Diceva Draghi che il Superbonus è stata una della più “grandi truffe della Repubblica” ma il Tax credit come sarà ricordato? Saranno senza dubbio ricordate come le dimissioni al chiaro di luna quelle di Nicola Borrelli, annunciate alle 00,21 del 2 luglio sul sito del ministero della Cultura con un comunicato dal titolo: “Giuli: prendo atto dimissioni Borrelli”. E’ il tempo del “prendo atto” e a suo modo è un’operazione callidissima, astuta. Il ministro Giuli sposta l’attenzione alla Camera e fa cascare la sinistra nella botola del Premio Strega, “non ci vado perché non mi hanno spedito i libri”, promette che “non ci saranno mai più truffe sul Tax credit”, che tutte le opere che hanno usufruito di benefici saranno analizzate, processate, e che ci sarà un audit. L’altro “processo” si tiene al ministero, a Borrelli.
C’è un tribunalino permanente come quello rivoluzionario di Danton che opera ininterrottamente da quando il “popolo” vuole giustizia sul Tax credit, da quando il direttore di Open, Franco Bechis, ha mostrato come fosse facile per un assassino, un artista della doppiezza, farsi liquidare 800 mila euro dallo stato. Le “istruttorie” le prepara il capo della segreteria tecnica del Mic, Emanuele Merlino, e Giuli ora esercita giustizia. Raccontano che Borrelli prova a resistere, come ha provato l’ex presidente di Cinecittà, Chiara Sbarigia, salvo arrendersi di fronte alla notizia dell’assunzione di sua cognata, la cognata di Borrelli, anche lei a Cinecittà. E’ la Cinecittà che, callido, Giuli propone adesso, “fonti Mic”, come sede della finale del Premio Strega, al posto del Ninfeo di Villa Giulia, in linea con “Il Piano Olivetti, volto a valorizzare le periferie” e alla Camera più di un parlamentare dice scherzando che “per fortuna ha citato il Piano Olivetti, con il Piano Mattei si finiva a Mogadiscio”.
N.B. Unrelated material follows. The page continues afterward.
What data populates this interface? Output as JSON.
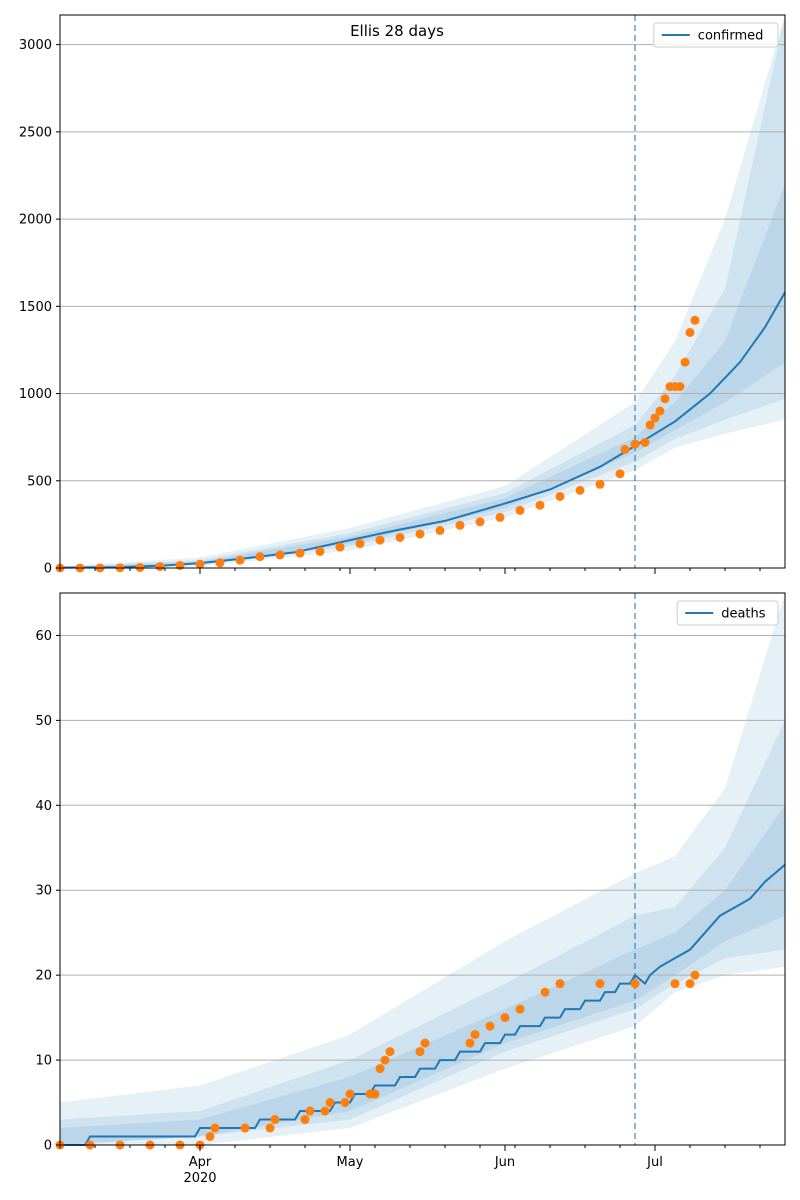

Borrelli che viene chiamato dai giornalisti risponde che non può rispondere perché impegnato in una “commissione di concorso”. Cade dunque il direttore che ha visto nascere, pensare il Tax credit, ma lascia, attenzione, così nella lettera di dimissioni di Borrelli “per motivi personali” e ufficialmente non perché lo ha chiesto il governo, anche perché il primo a chiedere le dimissioni è stato Matteo Orfini del Pd. E c’è da scommettere che gli verrà assegnata la parte del “ragioniere del tax credit”, il direttore del grande buco che ha visto passare i 12 film, quelli che il coproduttore di Kaufmann, Marco Perotti, si è visto finanziare dal ministero; oltre 4 milioni di euro. Borrelli lascia e Giuli presto lo sostituirà e si dice al ministero forse con Antonio Parente, il dg Spettacolo, o forse con un esterno, un “Comma sei”, così in gergo. Borrelli ha lasciato ma ora le domande.
Un dg che guida per più di dieci anni la direzione cinema, da più di venti presente al ministero perché non ha denunciato con forza l’impazzimento di un sistema? Il Tax credit nasce nel 2007 con Rutelli ma valeva solo il 20 per cento, cresce con i governi, compresi quelli di destra, e viene modificato da Franceschini nelle sue intenzioni per scrostare contributi selettivi, distribuiti dalle commissioni. Per eliminare una stortura si è finiti per generarne un’altra. Il tax credit, un beneficio fiscale automatico (bastava presentarsi in Banca con il progetto bollinato dal ministero) s’ingigantisce fino al 40 per cento e aumenta il denaro stanziato. Da 423,5 milioni di euro nel 2017 si passa 849,9 milioni nel 2022, fino a 746 milioni nel 2023. Nel giugno del 2022, governo Draghi, scatta l’allarme, si incontrano Anica e Apa (Associazioni produttori audiovisivi) per ragionare su una stretta, abbassarlo almeno al 30 per cento. Draghi si dimette e arriva la destra, che, è vero, denuncia, taglia in parte, ma lasciando invariato lo sgravio, al 40 per cento. Solo dopo il caso Kaufmann si viene a sapere che un film come “Prima di andare via” di Massimo Cappelli ha ricevuto settecentomila euro ma ha raccolto 29 spettatori in sala. Da allora c’è la glasnost, tabelle dettagliatissime; solo da quel momento un paese si domanda: quante opere italiane, finanziate, hanno varcato i confini nazionali? Esiste un titolo riconosciuto, targato Italia, come la Casa di Carta è targata Spagna? Un sistema adulterato da Tax credit ha aiutato il cinema o ha contribuito a far quadruplicare compensi e costi? 11 ministri, 10 governi non hanno avuto la forza di fermare una degenerazione, modificare fino in fondo un sistema, 11 ministri e dieci governi. Anche il coraggio era a credito.